Red hypergiant mimics Betelguese with dusty dimming on a vast scale

An artist’s impression of the hypergiant VY Canis Majoris shows violent gas ejections and convection cells. If placed in our solar system, the star’s radius would extend beyond the orbit of Jupiter. Image: NASA, ESA and R. Humphreys (University of Minnesota), and J. Olmsted (STScI)

The dimming of the Betelguese last year prompted widespread speculation about the fate of the red supergiant, with some wondering about the (relatively) near-term possibility or a supernova. As it turned out, the dimming likely was caused by a gaseous outflow forming dust that briefly obstructed portions of the star’s disc as viewed from Earth.

New research shows a similar process, working at a much larger scale, is responsible for dimming the light of the red hypergiant VY Canis Majoris, a star 300,000 times brighter than the Sun whose surface would extend beyond the orbit of Jupiter in our solar system.

“VY Canis Majoris is behaving a lot like Betelgeuse on steroids,” said the study’s leader, astrophysicist Roberta Humphreys of the University of Minnesota. “This star is absolutely amazing. It’s one of the largest stars that we know of, a very evolved, red supergiant. It has had multiple, giant eruptions.”

In previous work, Humphreys and her team noted huge arcs of plasma blasted from the star, similar to solar prominences on Earth’s Sun but on a much larger scale.

Now, using the Hubble Space Telescope, the researchers were able to measure the velocities of gaseous knots and other structures still close to VY Canis Majoris, allowing them to date the eruptions. As it turned out, many of the knots can be linked to episodes in the 19th and 20th centuries when the star dimmed to one-sixth its normal brightness.

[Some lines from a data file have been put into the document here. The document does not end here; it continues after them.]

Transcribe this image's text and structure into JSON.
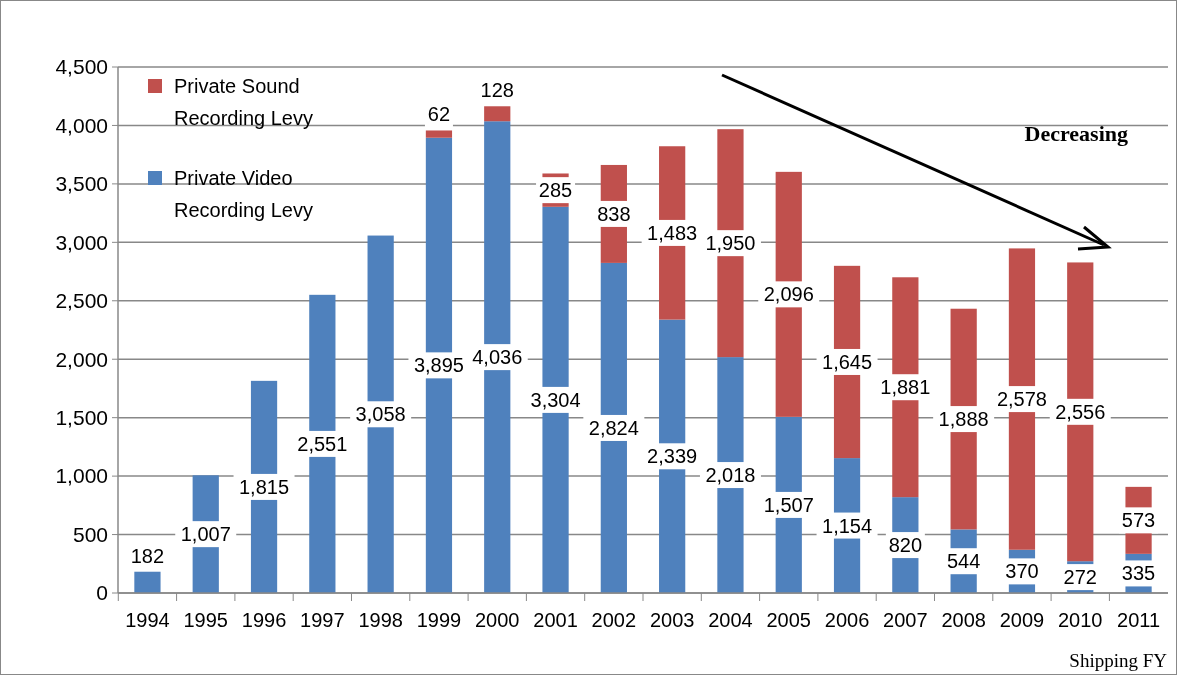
{
  "chart_data": {
    "type": "bar",
    "stacked": true,
    "xlabel": "Shipping FY",
    "categories": [
      "1994",
      "1995",
      "1996",
      "1997",
      "1998",
      "1999",
      "2000",
      "2001",
      "2002",
      "2003",
      "2004",
      "2005",
      "2006",
      "2007",
      "2008",
      "2009",
      "2010",
      "2011"
    ],
    "series": [
      {
        "name": "Private Video Recording Levy",
        "color": "#4f81bd",
        "values": [
          182,
          1007,
          1815,
          2551,
          3058,
          3895,
          4036,
          3304,
          2824,
          2339,
          2018,
          1507,
          1154,
          820,
          544,
          370,
          272,
          335
        ],
        "value_labels": [
          "182",
          "1,007",
          "1,815",
          "2,551",
          "3,058",
          "3,895",
          "4,036",
          "3,304",
          "2,824",
          "2,339",
          "2,018",
          "1,507",
          "1,154",
          "820",
          "544",
          "370",
          "272",
          "335"
        ]
      },
      {
        "name": "Private Sound Recording Levy",
        "color": "#c0504d",
        "values": [
          null,
          null,
          null,
          null,
          null,
          62,
          128,
          285,
          838,
          1483,
          1950,
          2096,
          1645,
          1881,
          1888,
          2578,
          2556,
          573
        ],
        "value_labels": [
          null,
          null,
          null,
          null,
          null,
          "62",
          "128",
          "285",
          "838",
          "1,483",
          "1,950",
          "2,096",
          "1,645",
          "1,881",
          "1,888",
          "2,578",
          "2,556",
          "573"
        ]
      }
    ],
    "ylim": [
      0,
      4500
    ],
    "yticks": [
      0,
      500,
      {
        "value": 1000,
        "label": "1,000"
      },
      {
        "value": 1500,
        "label": "1,500"
      },
      {
        "value": 2000,
        "label": "2,000"
      },
      {
        "value": 2500,
        "label": "2,500"
      },
      {
        "value": 3000,
        "label": "3,000"
      },
      {
        "value": 3500,
        "label": "3,500"
      },
      {
        "value": 4000,
        "label": "4,000"
      },
      {
        "value": 4500,
        "label": "4,500"
      }
    ],
    "grid": "y",
    "legend": "top left",
    "annotations": [
      "Decreasing"
    ]
  }
}
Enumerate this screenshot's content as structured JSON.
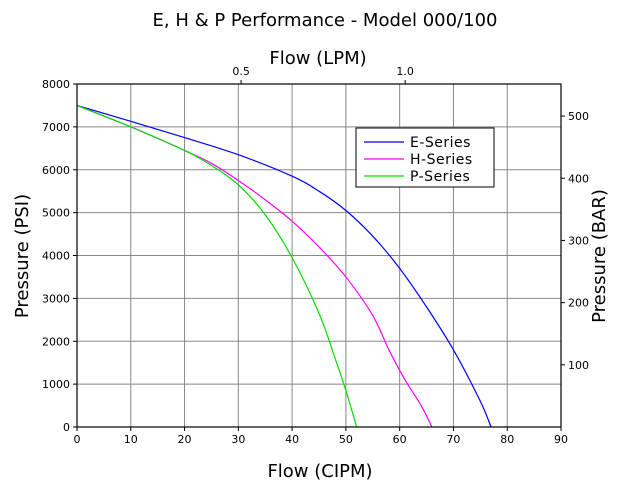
{
  "chart_data": {
    "type": "line",
    "title": "E, H & P Performance - Model 000/100",
    "xlabel": "Flow (CIPM)",
    "ylabel": "Pressure (PSI)",
    "x2label": "Flow (LPM)",
    "y2label": "Pressure (BAR)",
    "xlim": [
      0,
      90
    ],
    "ylim": [
      0,
      8000
    ],
    "x_ticks": [
      0,
      10,
      20,
      30,
      40,
      50,
      60,
      70,
      80,
      90
    ],
    "y_ticks": [
      0,
      1000,
      2000,
      3000,
      4000,
      5000,
      6000,
      7000,
      8000
    ],
    "x2_ticks": [
      {
        "value": 0.5,
        "label": "0.5"
      },
      {
        "value": 1.0,
        "label": "1.0"
      }
    ],
    "y2_ticks": [
      {
        "value": 100,
        "label": "100"
      },
      {
        "value": 200,
        "label": "200"
      },
      {
        "value": 300,
        "label": "300"
      },
      {
        "value": 400,
        "label": "400"
      },
      {
        "value": 500,
        "label": "500"
      }
    ],
    "grid": true,
    "legend_position": "upper-right",
    "series": [
      {
        "name": "E-Series",
        "color": "#0000ff",
        "x": [
          0,
          10,
          20,
          30,
          40,
          45,
          50,
          55,
          60,
          65,
          70,
          75,
          77
        ],
        "y": [
          7500,
          7130,
          6750,
          6350,
          5850,
          5500,
          5050,
          4450,
          3700,
          2800,
          1800,
          600,
          0
        ]
      },
      {
        "name": "H-Series",
        "color": "#ff00ff",
        "x": [
          0,
          10,
          20,
          25,
          30,
          35,
          40,
          45,
          50,
          55,
          58,
          61,
          64,
          66
        ],
        "y": [
          7500,
          7000,
          6450,
          6150,
          5750,
          5300,
          4800,
          4200,
          3500,
          2600,
          1800,
          1100,
          500,
          0
        ]
      },
      {
        "name": "P-Series",
        "color": "#00dd00",
        "x": [
          0,
          10,
          20,
          25,
          30,
          35,
          40,
          45,
          48,
          50,
          52
        ],
        "y": [
          7500,
          7000,
          6450,
          6100,
          5650,
          4950,
          3950,
          2650,
          1600,
          850,
          0
        ]
      }
    ]
  }
}
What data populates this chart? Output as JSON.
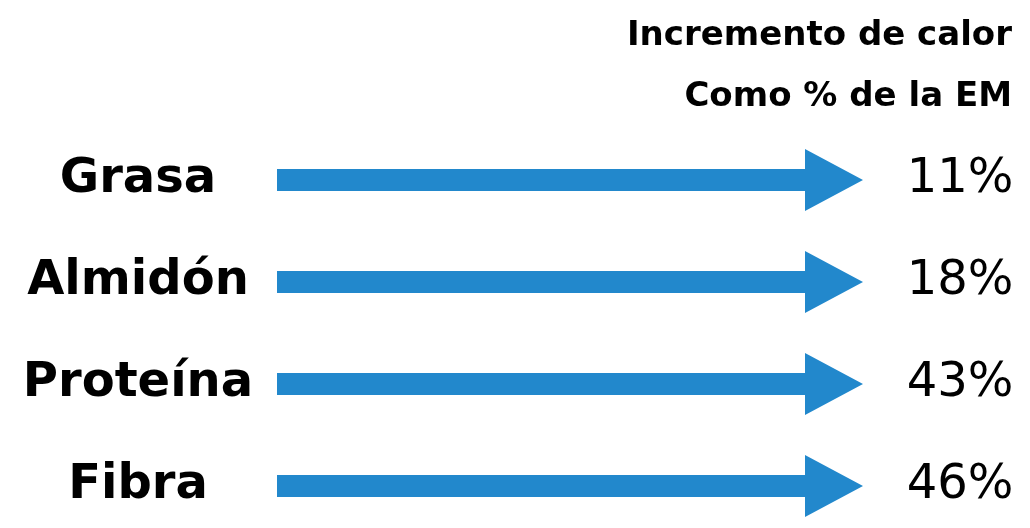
{
  "chart_data": {
    "type": "other",
    "title": "Incremento de calor",
    "subtitle": "Como % de la EM",
    "categories": [
      "Grasa",
      "Almidón",
      "Proteína",
      "Fibra"
    ],
    "values": [
      11,
      18,
      43,
      46
    ],
    "value_labels": [
      "11%",
      "18%",
      "43%",
      "46%"
    ],
    "color": "#2288cc"
  }
}
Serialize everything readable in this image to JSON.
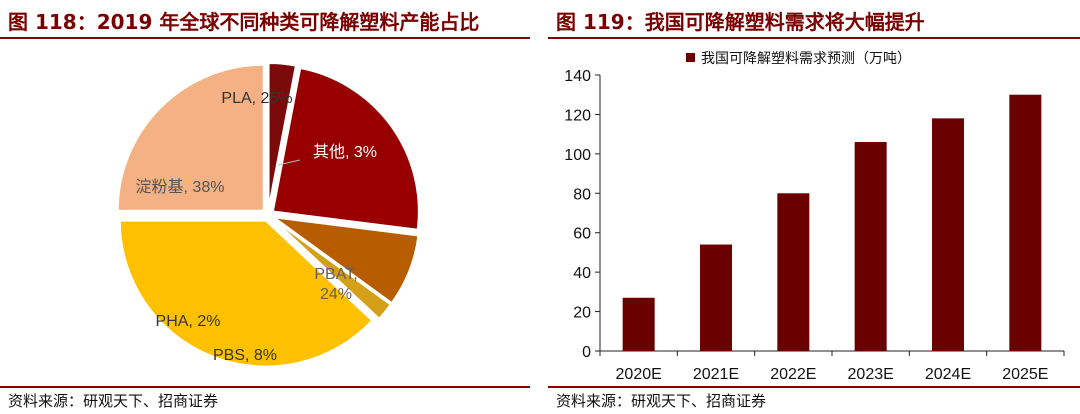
{
  "left": {
    "title": "图 118：2019 年全球不同种类可降解塑料产能占比",
    "source": "资料来源：研观天下、招商证券"
  },
  "right": {
    "title": "图 119：我国可降解塑料需求将大幅提升",
    "source": "资料来源：研观天下、招商证券"
  },
  "chart_data": [
    {
      "type": "pie",
      "slices": [
        {
          "label": "其他, 3%",
          "name": "其他",
          "value": 3,
          "color": "#7b0b0b"
        },
        {
          "label": "PBAT,\n24%",
          "name": "PBAT",
          "value": 24,
          "color": "#980000"
        },
        {
          "label": "PBS, 8%",
          "name": "PBS",
          "value": 8,
          "color": "#b85c00"
        },
        {
          "label": "PHA, 2%",
          "name": "PHA",
          "value": 2,
          "color": "#d4a017"
        },
        {
          "label": "淀粉基, 38%",
          "name": "淀粉基",
          "value": 38,
          "color": "#ffc000"
        },
        {
          "label": "PLA, 25%",
          "name": "PLA",
          "value": 25,
          "color": "#f4b183"
        }
      ]
    },
    {
      "type": "bar",
      "categories": [
        "2020E",
        "2021E",
        "2022E",
        "2023E",
        "2024E",
        "2025E"
      ],
      "series": [
        {
          "name": "我国可降解塑料需求预测（万吨）",
          "values": [
            27,
            54,
            80,
            106,
            118,
            130
          ],
          "color": "#6b0000"
        }
      ],
      "yticks": [
        0,
        20,
        40,
        60,
        80,
        100,
        120,
        140
      ],
      "ylim": [
        0,
        140
      ]
    }
  ]
}
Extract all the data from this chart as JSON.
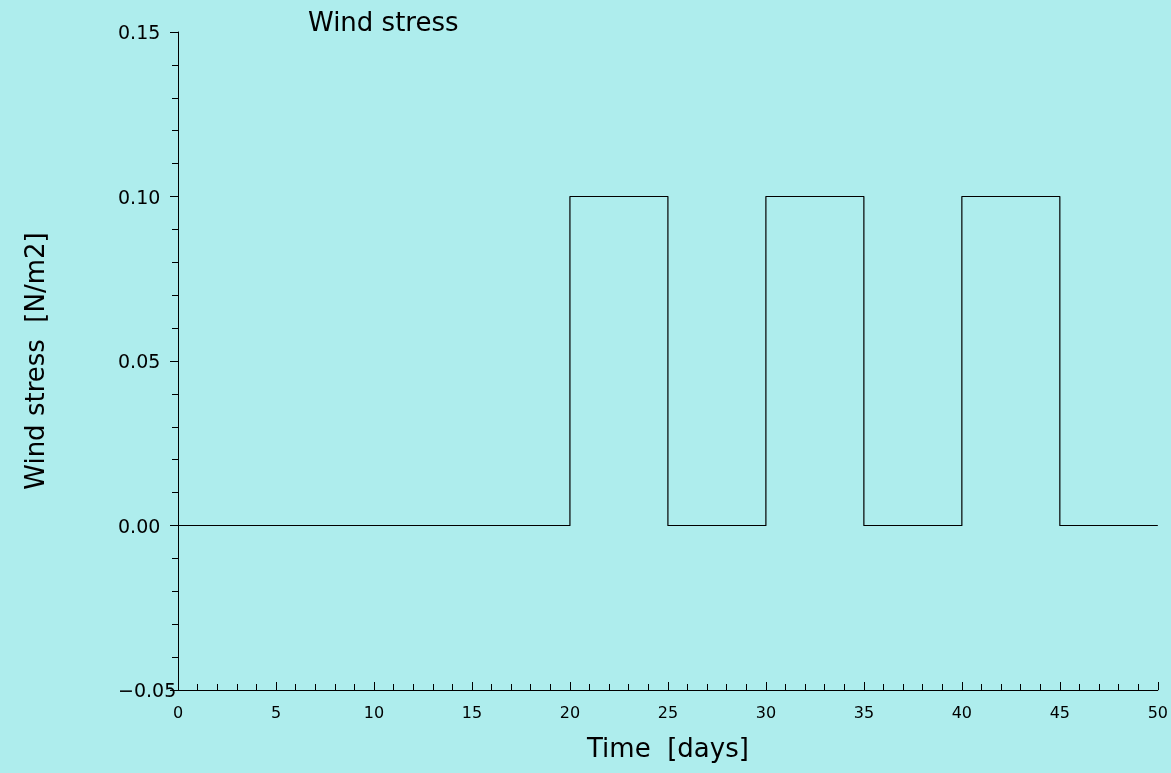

Zooming into VY Canis Majoris: The left panel is an image captured by the Hubble Space Telescope showing the trillion-mile-wide nebula of debris ejected from the hypergiant. The middle image is a close-up view from Hubble showing the star’s immediate surroundings (the red dot indicates the star’s location, representing the size of Earth’s solar system out to the orbit of Neptune). The third panel shows an artist’s impression of the bloated star ejecting enormous light-obscuring clouds of material. Image: NASA, ESA and R. Humphreys (University of Minnesota), and J. Olmsted (STScI)

The huge star is blowing of 100 times as much mass at Betelgeuse, with some knots more than twice the mass of Jupiter.

“This is probably more common in red supergiants than scientists thought and VY Canis Majoris is an extreme example,” Humphreys continued. “It may even be the main mechanism that’s driving the mass loss, which has always been a bit of a mystery for red supergiants.”

While other red supergiants eject massive amounts of dust, VY Canis Majoris is in a class by itself.

“VY Canis Majoris may be in a unique evolutionary state that separates it from the other stars,” Humphreys said. “It’s probably this active over a very short period, maybe only a few thousand years. We’re not going to see many of those around.”

The star may have already shed half its mass. As a result, when fusion reactions eventual stop and the star’s core collapses, VY Canis Majoris might not explode in a supernova blast. It may simply collapse directly into a black hole.